The kind of relationships that craft set up – where you are no longer a ‘service user’ or a ‘patient’ – get away from the tendency people can have to inadvertently self-identify with the ‘issue’ they present with. You hear this in the way people describe themselves – rather than experiencing addiction they are an addict, rather than experiencing depression they are depressed. I cannot help feel the injustice of these self-limiting narratives and it’s also led me to be curious about the role of thought and words – how even the subtleties of our use of language creates a propensity to one outcome or another. Developing the critical capacities to analyse the structural causes of your experience in the way that Paulo Freire advocates are also fundamentally important. Freirian thought is one of the diverse frames that’s been helpful in contextualising our work as well as those of Max Neef, Margaret Wheatley and Bruce Alexander to name a few.

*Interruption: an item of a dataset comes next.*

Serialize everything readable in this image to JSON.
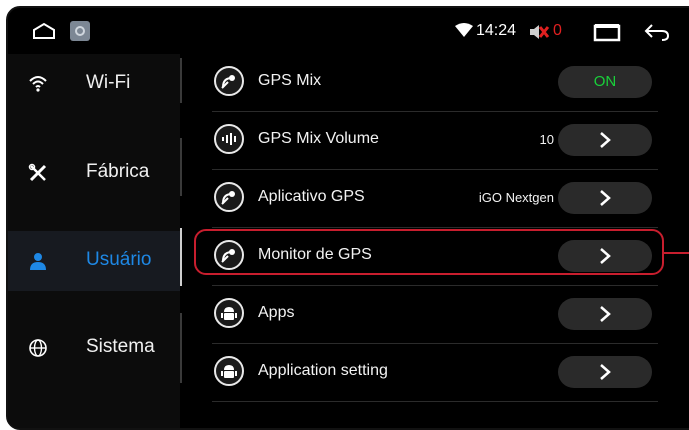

They have contributed to a perspective where we no longer see issues such as addiction, homelessness or depression as a dysfunction of the individual. Rather they are adaptions of functional individuals to dysfunctional systems operating within wider society. It’s not your illness – it is ours.

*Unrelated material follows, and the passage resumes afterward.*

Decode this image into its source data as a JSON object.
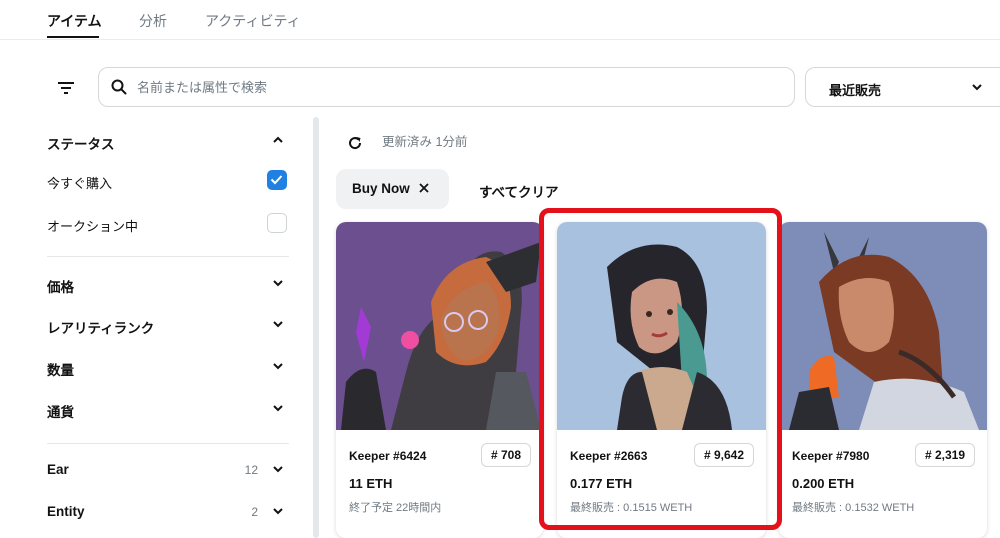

Our Charter sets out this understanding of the context we’re working within and our vision, our purpose and the impact we seek to have in response to this. It makes clear the values and working principles that will keep us anchored. It stakes out who we are and what’s important to us – not in the hand-me-down business terminology of a strategic plan but in our own language and our own poetry. It is a piece of work which allows us to truly say ‘us’ and ‘we’. In the words of one of our volunteers, Iain – “two words I didn’t use until I came to GalGael”. A quote from Eduardo Galeano, the Uruguayan writer, captures perfectly the kind of relationship that underpins our work at GalGael;
“I don’t believe in charity. I believe in solidarity. Charity is so vertical. It goes from the top to the bottom. Solidarity is horizontal. It respects the other person. I have a lot to learn from other people.”
GalGael’s Charter sets the scene for the years yet to come and for greater wrestling with what we’ve learned so far – so that our workshop and places like it, are no longer just countercultural liminal spaces on the edges of society but prototypes for different ways of being in society, prototypes for new forms of social contract, new frameworks for solidarity.